(Bloomberg) — As Boaz Weinstein’s hedge fund, Saba Capital Management, takes on one of the most high-profile environmental investment trusts in Britain, the standoff is morphing into a particularly brutal moment for ESG.
Saba made clear last month that it plans to oust the board of Impax Environmental Markets (IEM), after raising its stake to almost 30%. In so doing, it also took aim at Impax Asset Management, a juggernaut of sustainable investing that launched IEM in 2002 and has been running the portfolio ever since.
The next step will likely be to take the mandate from Impax, whose performance running the trust’s portfolio has been “terrible,” says James Carthew, head of investment companies research at QuotedData.
A spokesperson for Saba declined to comment. The company has previously said it intends to replace IEM’s board because the trust’s share price has lagged its benchmark by more than 75% over the past five years.
A representative for Impax said IEM’s investment case is currently “more compelling than ever before,” but declined to comment on the risk it might be removed as IEM’s investment manager.
Saba’s approach is part of a broader strategy to target UK investment trusts with share prices below the net asset value of the underlying assets. But its IEM campaign stands out, according to Carthew.
The hedge fund’s move “undermines” efforts to pursue sustainable strategies, “and removes that choice from the investors in the investment companies market,” he said.
“At its heart, this is a battle between short-term profiteers with deep pockets and long-term investors with lesser means,” Carthew said.
Losing the IEM mandate would mark a significant blow for Impax, which has long been viewed as a flag-bearer of the sustainable investing movement. But the asset manager has struggled to navigate rising interest rates in recent years, while largely missing out on the surge in Big Tech valuations. Against that backdrop, its market value has slumped by more than 90% since its 2021 heyday.
The asset manager’s chief executive, Ian Simm, told investors last year that the worst was over after clients pulled $14 billion. He said back then that he expected the firm’s assets under management to stabilize.
Then in early April of this year, Impax revealed net outflows of £2 billion ($2.7 billion) for the quarter ending March 31. The firm now manages about £22 billion in assets, down from a peak £41.4 billion in December 2021. That’s despite a roughly 70% rebound in clean energy stocks over the past year.
Before Saba’s intervention in April, Impax was overseeing about £925 million in total net assets for IEM. The investment trust now holds roughly £200 million, after shareholders sold their stakes in connection with the tender offer triggered by Saba’s activism.
Hawksmoor Investment Management was among IEM shareholders to offload its stake last month. Robert Fullerton, senior investment analyst at Hawksmoor, says the expectation now is that Saba will take the mandate from Impax and then seek to run IEM itself. “This is quite widely known” among market participants monitoring the situation, he said.
IEM’s board has acknowledged that Saba’s actions since April will give it “effective control” of the investment trust, with the power to influence its “strategy, objectives, and mandate.”
The spokesperson for Impax said the asset manager is still hoping to retain a “meaningful percentage” of IEM assets by offering investors the option to switch to an Impax UCITS fund.
If Saba takes the IEM investment mandate from Impax, it would follow a playbook established with its handling of Edinburgh Worldwide Investment Trust Plc., which is currently managed by Baillie Gifford & Co. Last month, the hedge fund pitched itself as the trust’s new investment manager after taking a controlling stake and ousting the board. It promised to take on the trust’s existing fee structure.

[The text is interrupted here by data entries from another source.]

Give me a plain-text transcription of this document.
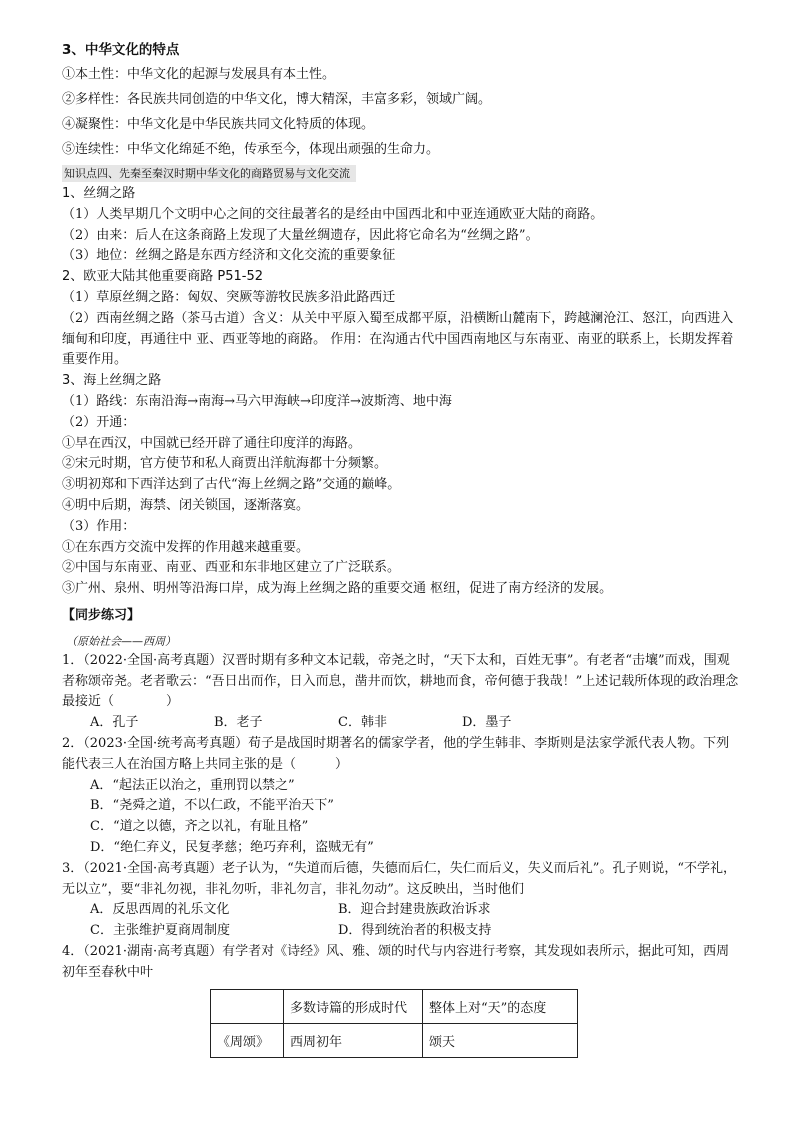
3、中华文化的特点
①本土性：中华文化的起源与发展具有本土性。
②多样性：各民族共同创造的中华文化，博大精深，丰富多彩，领域广阔。
④凝聚性：中华文化是中华民族共同文化特质的体现。
⑤连续性：中华文化绵延不绝，传承至今，体现出顽强的生命力。
知识点四、先秦至秦汉时期中华文化的商路贸易与文化交流
1、丝绸之路
（1）人类早期几个文明中心之间的交往最著名的是经由中国西北和中亚连通欧亚大陆的商路。
（2）由来：后人在这条商路上发现了大量丝绸遗存，因此将它命名为“丝绸之路”。
（3）地位：丝绸之路是东西方经济和文化交流的重要象征
2、欧亚大陆其他重要商路 P51-52
（1）草原丝绸之路：匈奴、突厥等游牧民族多沿此路西迁
（2）西南丝绸之路（茶马古道）含义：从关中平原入蜀至成都平原，沿横断山麓南下，跨越澜沧江、怒江，向西进入缅甸和印度，再通往中 亚、西亚等地的商路。 作用：在沟通古代中国西南地区与东南亚、南亚的联系上，长期发挥着重要作用。
3、海上丝绸之路
（1）路线：东南沿海→南海→马六甲海峡→印度洋→波斯湾、地中海
（2）开通：
①早在西汉，中国就已经开辟了通往印度洋的海路。
②宋元时期，官方使节和私人商贾出洋航海都十分频繁。
③明初郑和下西洋达到了古代“海上丝绸之路”交通的巅峰。
④明中后期，海禁、闭关锁国，逐渐落寞。
（3）作用：
①在东西方交流中发挥的作用越来越重要。
②中国与东南亚、南亚、西亚和东非地区建立了广泛联系。
③广州、泉州、明州等沿海口岸，成为海上丝绸之路的重要交通 枢纽，促进了南方经济的发展。
【同步练习】
（原始社会——西周）
1．（2022·全国·高考真题）汉晋时期有多种文本记载，帝尧之时，“天下太和，百姓无事”。有老者“击壤”而戏，围观者称颂帝尧。老者歌云：“吾日出而作，日入而息，凿井而饮，耕地而食，帝何德于我哉！”上述记载所体现的政治理念最接近（　　　　）
A．孔子	B．老子	C．韩非	D．墨子
2．（2023·全国·统考高考真题）荀子是战国时期著名的儒家学者，他的学生韩非、李斯则是法家学派代表人物。下列能代表三人在治国方略上共同主张的是（　　　）
A．“起法正以治之，重刑罚以禁之”
B．“尧舜之道，不以仁政，不能平治天下”
C．“道之以德，齐之以礼，有耻且格”
D．“绝仁弃义，民复孝慈；绝巧弃利，盗贼无有”
3．（2021·全国·高考真题）老子认为，“失道而后德，失德而后仁，失仁而后义，失义而后礼”。孔子则说，“不学礼，无以立”，要“非礼勿视，非礼勿听，非礼勿言，非礼勿动”。这反映出，当时他们
A．反思西周的礼乐文化	B．迎合封建贵族政治诉求
C．主张维护夏商周制度	D．得到统治者的积极支持
4．（2021·湖南·高考真题）有学者对《诗经》风、雅、颂的时代与内容进行考察，其发现如表所示，据此可知，西周初年至春秋中叶
	多数诗篇的形成时代	整体上对“天”的态度
《周颂》	西周初年	颂天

As of January, Saba had stakes in 46 UK-listed investment trusts, according to AJ Bell. That’s equivalent to about one in every six.
Carthew of QuotedData says the expectation now is that Saba will eventually merge Edinburgh Worldwide with IEM, as the hedge fund continues to target other UK trusts trading at a discount to NAV.
“They’ll have one larger vehicle and they can use it to buy stakes in other closed-end funds,” he said. “They’re going to start bidding for things.”
–With assistance from Leonard Kehnscherper.